U.S. Coast Guard Academy Cadet Orlando Morel reviews a logbook in the generator room aboard the Coast Guard Cutter Eagle on June 23. Morel was 6 years old when he and his mother were rescued by the Coast Guard while leaving Haiti. Now of Rockville, Md., Morel graduated Wednesday from the academy in New London, Conn.
May 17, 2012
Orlando Morel was rescued by the U.S. Coast Guard when he was a 6-year-old Haitian refugee in the waters off the Florida coast. Now 24, he’s headed back to Haiti for a tour of duty after graduating from the Coast Guard Academy in New London, Ct.
At the graduation ceremony Wednesday, Morel stepped smartly across the stage in his crisp dress white uniform as the dean read his name. Waiting at the other end of the stage with his commission as ensign was his mother, retired U.S. Navy Petty Officer 1st Class Louise Jackson.
“They specialize in saving people’s lives. … I just love that,”
– Ensign Orlando Morel, on why he joined the U.S. Coast Guard
Jackson was an animal lab technician at Bethesda Navy Hospital when she was tapped to help translate for ill Haitian refugees who had been brought there. She had emigrated from Haiti about 10 years before. One of the refugees was a woman very sick with cancer, separated from her young son, Orlando, who was at the military base at Guantanamo, Cuba. Jackson helped reunite mother and son.
“He came about a week before his seventh birthday. He came in April, and the mother die in July,” Jackson says.
She says Morel’s mother asked her to take care of him before she died. Jackson eventually got Morel’s father, who had stayed behind in Haiti, to agree to let her adopt Orlando and help him become a citizen.
‘Any Opportunity You Get To Eat, You Take It’

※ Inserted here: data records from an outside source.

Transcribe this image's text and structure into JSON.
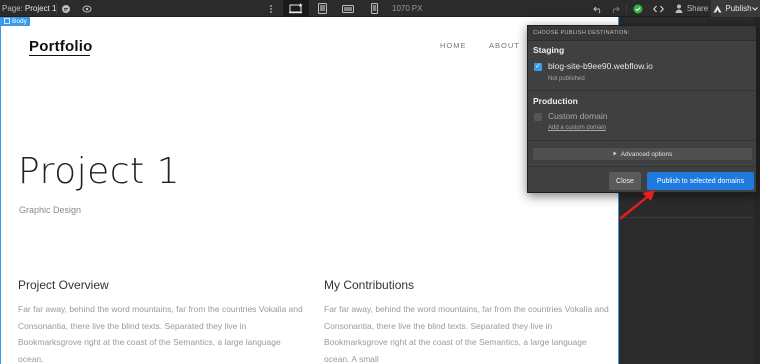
{
  "toolbar": {
    "page_label": "Page:",
    "page_name": "Project 1",
    "width_value": "1070",
    "width_unit": "PX",
    "share_label": "Share",
    "publish_label": "Publish"
  },
  "canvas": {
    "body_tag": "Body",
    "logo": "Portfolio",
    "nav": [
      "HOME",
      "ABOUT"
    ],
    "project_title": "Project 1",
    "project_subtitle": "Graphic Design",
    "columns": [
      {
        "title": "Project Overview",
        "text": "Far far away, behind the word mountains, far from the countries Vokalia and Consonantia, there live the blind texts. Separated they live in Bookmarksgrove right at the coast of the Semantics, a large language ocean."
      },
      {
        "title": "My Contributions",
        "text": "Far far away, behind the word mountains, far from the countries Vokalia and Consonantia, there live the blind texts. Separated they live in Bookmarksgrove right at the coast of the Semantics, a large language ocean. A small"
      }
    ]
  },
  "publish_menu": {
    "header": "CHOOSE PUBLISH DESTINATION:",
    "staging": {
      "title": "Staging",
      "domain": "blog-site-b9ee90.webflow.io",
      "checked": true,
      "status": "Not published"
    },
    "production": {
      "title": "Production",
      "domain": "Custom domain",
      "checked": false,
      "link": "Add a custom domain"
    },
    "advanced_label": "Advanced options",
    "close_label": "Close",
    "publish_label": "Publish to selected domains"
  },
  "colors": {
    "accent": "#3b9ae8",
    "publish_button": "#1f7ae0",
    "arrow": "#e02020",
    "status_ok": "#2fb344"
  }
}
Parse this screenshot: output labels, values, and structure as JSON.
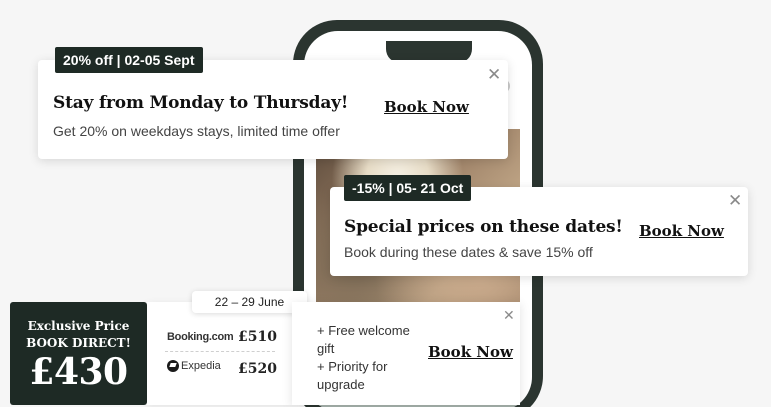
{
  "offer1": {
    "tag": "20% off  | 02-05 Sept",
    "title": "Stay from Monday to Thursday!",
    "subtitle": "Get 20% on weekdays stays, limited time offer",
    "cta": "Book Now",
    "close_icon": "close-icon"
  },
  "offer2": {
    "tag": "-15% | 05- 21 Oct",
    "title": "Special prices on these dates!",
    "subtitle": "Book during these dates & save 15% off",
    "cta": "Book Now",
    "close_icon": "close-icon"
  },
  "price_widget": {
    "label_line1": "Exclusive Price",
    "label_line2": "BOOK DIRECT!",
    "price": "£430",
    "date_range": "22 – 29 June",
    "comparisons": [
      {
        "site": "Booking.com",
        "price": "£510"
      },
      {
        "site": "Expedia",
        "price": "£520"
      }
    ],
    "benefits": [
      "+ Free welcome",
      "gift",
      "+ Priority for",
      "upgrade"
    ],
    "cta": "Book Now"
  },
  "colors": {
    "dark": "#1e2a25",
    "background": "#f6f6f6",
    "card": "#ffffff"
  }
}
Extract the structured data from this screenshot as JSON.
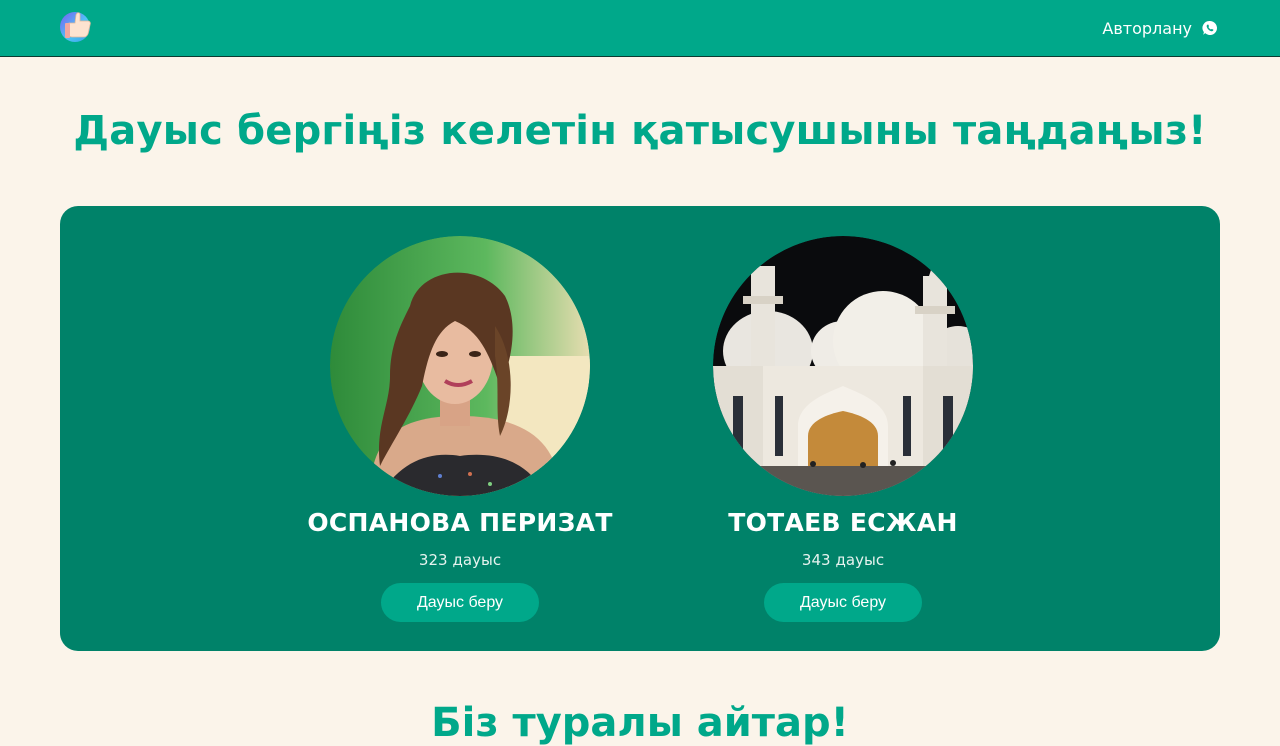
{
  "header": {
    "logo_icon": "thumbs-up-logo-icon",
    "login_label": "Авторлану",
    "login_icon": "whatsapp-icon"
  },
  "main": {
    "heading": "Дауыс бергіңіз келетін қатысушыны таңдаңыз!",
    "candidates": [
      {
        "name": "ОСПАНОВА ПЕРИЗАТ",
        "votes": "323",
        "votes_unit": "дауыс",
        "button_label": "Дауыс беру",
        "photo": "portrait-photo"
      },
      {
        "name": "ТОТАЕВ ЕСЖАН",
        "votes": "343",
        "votes_unit": "дауыс",
        "button_label": "Дауыс беру",
        "photo": "mosque-night-photo"
      }
    ],
    "next_heading": "Біз туралы айтар!"
  },
  "colors": {
    "header_bg": "#00A88A",
    "panel_bg": "#008269",
    "page_bg": "#FBF4EA",
    "accent": "#00A88A"
  }
}
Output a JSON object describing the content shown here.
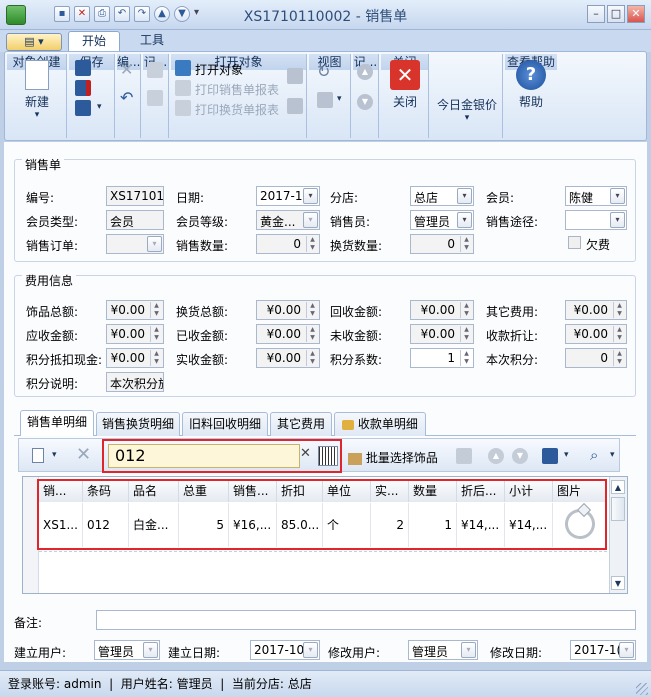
{
  "window": {
    "title": "XS1710110002 - 销售单"
  },
  "ribbon": {
    "app_menu_icon": "app-menu-icon",
    "tabs": [
      "开始",
      "工具"
    ],
    "groups": {
      "create": {
        "label": "对象创建",
        "new_label": "新建"
      },
      "save": {
        "label": "保存"
      },
      "edit": {
        "label": "编..."
      },
      "record": {
        "label": "记..."
      },
      "open": {
        "label": "打开对象",
        "open_obj": "打开对象",
        "print_sale": "打印销售单报表",
        "print_exchange": "打印换货单报表"
      },
      "view": {
        "label": "视图"
      },
      "record2": {
        "label": "记..."
      },
      "close": {
        "label": "关闭",
        "close_label": "关闭"
      },
      "gold": {
        "label": "",
        "gold_label": "今日金银价"
      },
      "help": {
        "label": "查看帮助",
        "help_label": "帮助"
      }
    }
  },
  "sales": {
    "section_title": "销售单",
    "fields": {
      "code_label": "编号:",
      "code": "XS171011",
      "date_label": "日期:",
      "date": "2017-1(",
      "store_label": "分店:",
      "store": "总店",
      "member_label": "会员:",
      "member": "陈健",
      "member_type_label": "会员类型:",
      "member_type": "会员",
      "member_level_label": "会员等级:",
      "member_level": "黄金...",
      "seller_label": "销售员:",
      "seller": "管理员",
      "channel_label": "销售途径:",
      "channel": "",
      "order_label": "销售订单:",
      "order": "",
      "qty_label": "销售数量:",
      "qty": "0",
      "exchange_qty_label": "换货数量:",
      "exchange_qty": "0",
      "owe_label": "欠费"
    }
  },
  "fees": {
    "section_title": "费用信息",
    "jewelry_total_label": "饰品总额:",
    "jewelry_total": "¥0.00",
    "exchange_total_label": "换货总额:",
    "exchange_total": "¥0.00",
    "recycle_label": "回收金额:",
    "recycle": "¥0.00",
    "other_fee_label": "其它费用:",
    "other_fee": "¥0.00",
    "receivable_label": "应收金额:",
    "receivable": "¥0.00",
    "received_label": "已收金额:",
    "received": "¥0.00",
    "unreceived_label": "未收金额:",
    "unreceived": "¥0.00",
    "discount_label": "收款折让:",
    "discount": "¥0.00",
    "points_cash_label": "积分抵扣现金:",
    "points_cash": "¥0.00",
    "actual_label": "实收金额:",
    "actual": "¥0.00",
    "points_factor_label": "积分系数:",
    "points_factor": "1",
    "current_points_label": "本次积分:",
    "current_points": "0",
    "points_note_label": "积分说明:",
    "points_note": "本次积分旅"
  },
  "detail_tabs": [
    "销售单明细",
    "销售换货明细",
    "旧料回收明细",
    "其它费用",
    "收款单明细"
  ],
  "detail_toolbar": {
    "barcode_input": "012",
    "batch_label": "批量选择饰品"
  },
  "grid": {
    "headers": [
      "销...",
      "条码",
      "品名",
      "总重",
      "销售...",
      "折扣",
      "单位",
      "实...",
      "数量",
      "折后...",
      "小计",
      "图片"
    ],
    "row": [
      "XS1...",
      "012",
      "白金...",
      "5",
      "¥16,...",
      "85.0...",
      "个",
      "2",
      "1",
      "¥14,...",
      "¥14,..."
    ]
  },
  "footer": {
    "remark_label": "备注:",
    "remark": "",
    "creator_label": "建立用户:",
    "creator": "管理员",
    "create_date_label": "建立日期:",
    "create_date": "2017-10",
    "modifier_label": "修改用户:",
    "modifier": "管理员",
    "modify_date_label": "修改日期:",
    "modify_date": "2017-1("
  },
  "status": {
    "text": "登录账号: admin  |  用户姓名: 管理员  |  当前分店: 总店"
  },
  "colors": {
    "accent": "#2d5a9a",
    "highlight": "#e0262b",
    "tab_active": "#fff3c8"
  }
}
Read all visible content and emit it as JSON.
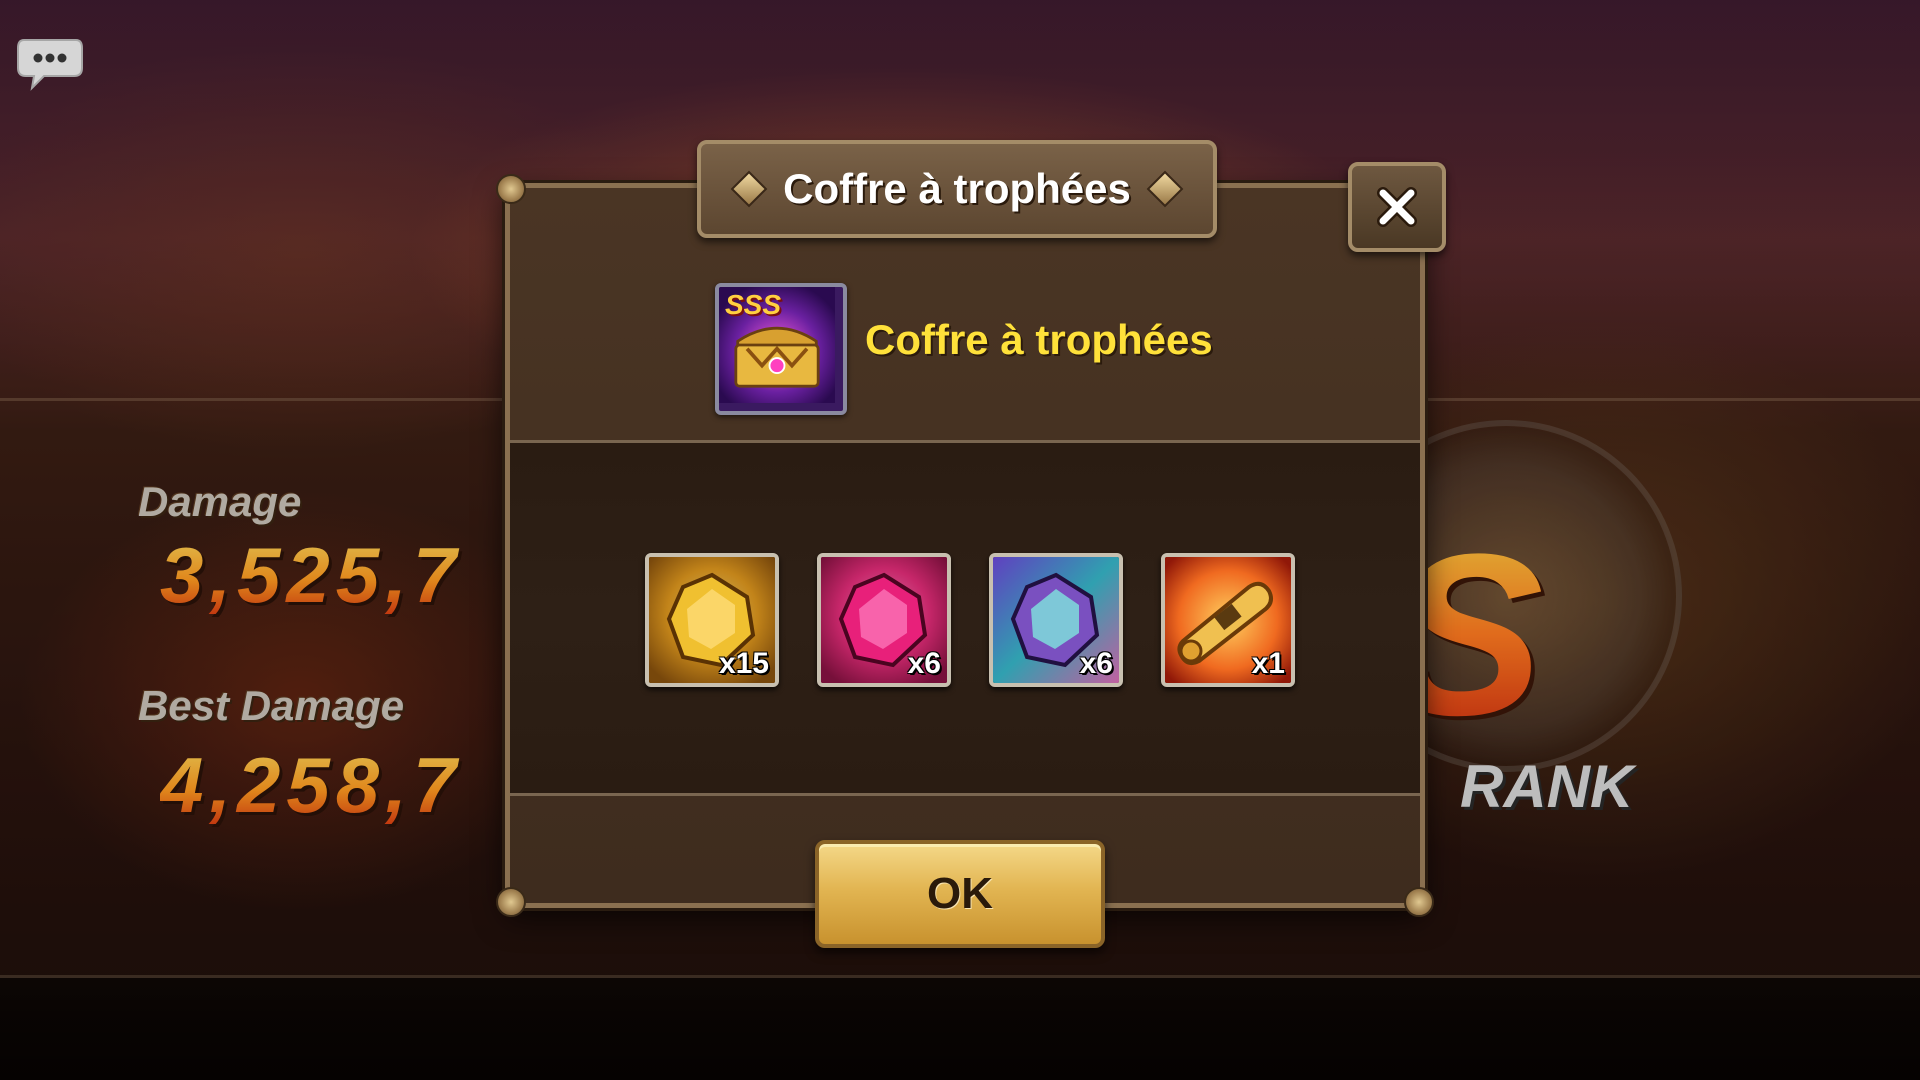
{
  "background": {
    "stats": {
      "damage_label": "Damage",
      "damage_value": "3,525,7",
      "best_damage_label": "Best Damage",
      "best_damage_value": "4,258,7"
    },
    "rank": {
      "letter": "S",
      "label": "RANK"
    }
  },
  "chat": {
    "icon": "chat-bubble-icon"
  },
  "modal": {
    "title": "Coffre à trophées",
    "close_icon": "close-icon",
    "chest": {
      "name": "Coffre à trophées",
      "icon": "trophy-chest-icon",
      "icon_text": "SSS"
    },
    "rewards": [
      {
        "icon": "gold-crystal-icon",
        "quantity": "x15",
        "color": "#e8a020"
      },
      {
        "icon": "pink-crystal-icon",
        "quantity": "x6",
        "color": "#e03080"
      },
      {
        "icon": "rainbow-crystal-icon",
        "quantity": "x6",
        "color": "#60d0d0"
      },
      {
        "icon": "scroll-icon",
        "quantity": "x1",
        "color": "#f0a030"
      }
    ],
    "ok_label": "OK"
  }
}
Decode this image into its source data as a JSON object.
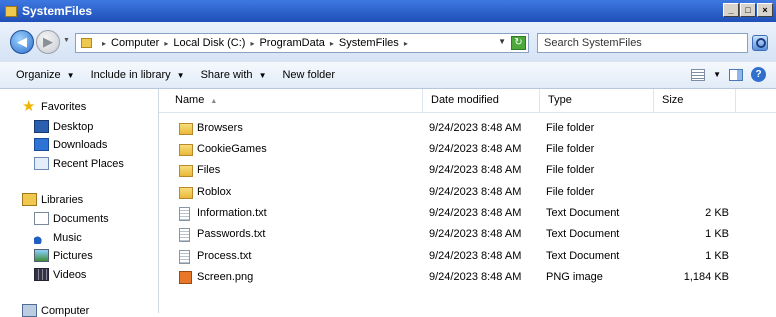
{
  "window": {
    "title": "SystemFiles"
  },
  "address": {
    "crumbs": [
      "Computer",
      "Local Disk (C:)",
      "ProgramData",
      "SystemFiles"
    ]
  },
  "search": {
    "placeholder": "Search SystemFiles"
  },
  "toolbar": {
    "organize": "Organize",
    "include": "Include in library",
    "share": "Share with",
    "new_folder": "New folder"
  },
  "nav": {
    "favorites": {
      "label": "Favorites",
      "items": [
        "Desktop",
        "Downloads",
        "Recent Places"
      ]
    },
    "libraries": {
      "label": "Libraries",
      "items": [
        "Documents",
        "Music",
        "Pictures",
        "Videos"
      ]
    },
    "computer": "Computer"
  },
  "columns": {
    "name": "Name",
    "date": "Date modified",
    "type": "Type",
    "size": "Size"
  },
  "files": [
    {
      "name": "Browsers",
      "date": "9/24/2023 8:48 AM",
      "type": "File folder",
      "size": ""
    },
    {
      "name": "CookieGames",
      "date": "9/24/2023 8:48 AM",
      "type": "File folder",
      "size": ""
    },
    {
      "name": "Files",
      "date": "9/24/2023 8:48 AM",
      "type": "File folder",
      "size": ""
    },
    {
      "name": "Roblox",
      "date": "9/24/2023 8:48 AM",
      "type": "File folder",
      "size": ""
    },
    {
      "name": "Information.txt",
      "date": "9/24/2023 8:48 AM",
      "type": "Text Document",
      "size": "2 KB"
    },
    {
      "name": "Passwords.txt",
      "date": "9/24/2023 8:48 AM",
      "type": "Text Document",
      "size": "1 KB"
    },
    {
      "name": "Process.txt",
      "date": "9/24/2023 8:48 AM",
      "type": "Text Document",
      "size": "1 KB"
    },
    {
      "name": "Screen.png",
      "date": "9/24/2023 8:48 AM",
      "type": "PNG image",
      "size": "1,184 KB"
    }
  ]
}
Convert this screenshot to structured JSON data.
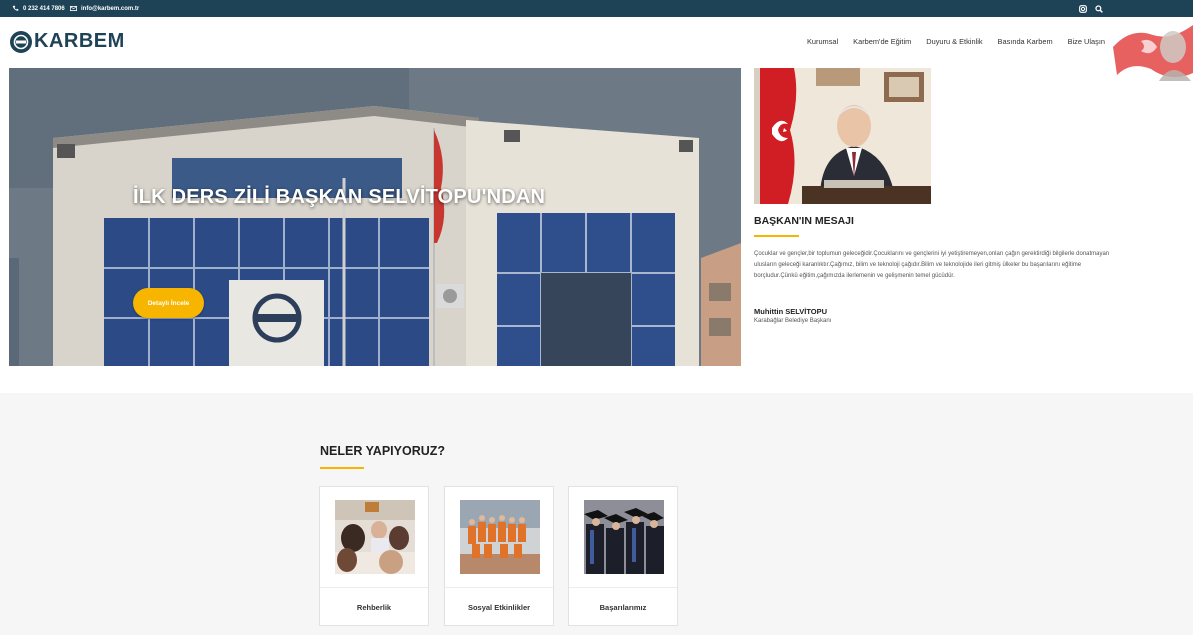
{
  "topbar": {
    "phone": "0 232 414 7806",
    "email": "info@karbem.com.tr",
    "icons": [
      "phone-icon",
      "mail-icon",
      "instagram-icon",
      "search-icon"
    ]
  },
  "header": {
    "logo_text": "KARBEM",
    "nav": [
      "Kurumsal",
      "Karbem'de Eğitim",
      "Duyuru & Etkinlik",
      "Basında Karbem",
      "Bize Ulaşın"
    ]
  },
  "hero": {
    "title": "İLK DERS ZİLİ BAŞKAN SELVİTOPU'NDAN",
    "button": "Detaylı İncele"
  },
  "mayor": {
    "title": "BAŞKAN'IN MESAJI",
    "message": "Çocuklar ve gençler,bir toplumun geleceğidir.Çocuklarını ve gençlerini iyi yetiştiremeyen,onları çağın gerektirdiği bilgilerle donatmayan ulusların geleceği karanlıktır.Çağımız, bilim ve teknoloji çağıdır.Bilim ve teknolojide ileri gitmiş ülkeler bu başarılarını eğitime borçludur.Çünkü eğitim,çağımızda ilerlemenin ve gelişmenin temel gücüdür.",
    "name": "Muhittin SELVİTOPU",
    "role": "Karabağlar Belediye Başkanı"
  },
  "section": {
    "title": "NELER YAPIYORUZ?",
    "cards": [
      "Rehberlik",
      "Sosyal Etkinlikler",
      "Başarılarımız"
    ]
  },
  "colors": {
    "topbar": "#1f4356",
    "accent": "#f7b500"
  }
}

Morel remembers little of that boat trip as a youngster, before his life as an American. Mostly he remembers that it was crowded, and he was constantly hungry and thirsty.
“A piece of bread fell into the water, and then I just hurried up and grabbed it — because, being overcrowded, any opportunity you get to eat, you take it,” Morel says. “And I remember this bread being really, really soggy and really, really salty, but I was really happy that I was able to eat something.”
Morel says for a while in his teens, he became rambunctious and “lost,” as he calls it — yelling at his mom, staying out late. He credits Jackson with reeling him back in. In his sophomore year of high school, he says, she reminded him that it was the Coast Guard that had saved his life years ago, and she encouraged him to check it out. He did, and he fell in love with it.
Morel says it’s the Coast Guard’s mission that hooked him.
“They specialize in saving people’s lives — even if they’re doing a drug interdiction, if someone falls in the water, they stop everything that they’re doing, and it turns into a search and rescue mission. I just love that,” he says.
A Dramatic Journey
Once Morel got to the academy, his peers, professors and military supervisors all say, they noticed his charisma and his ability to engage almost anyone. Still, many of them never knew his dramatic story.
“My mom, again; she taught me what it means to be humble,” he says. “And she told me, ‘When you go to the academy, don’t tell your story like it’s a big deal.’ Because, one, it’s not me that decided to make the journey — it’s people like my biological mom that decided to partake on this journey. And it’s people like my mom Louise Jackson, who dedicated her life of self-sacrifice. And me coming to the academy is because of their doing, not my doing.”
Jackson says seeing her adopted son achieve an education and independence made her feel like flying.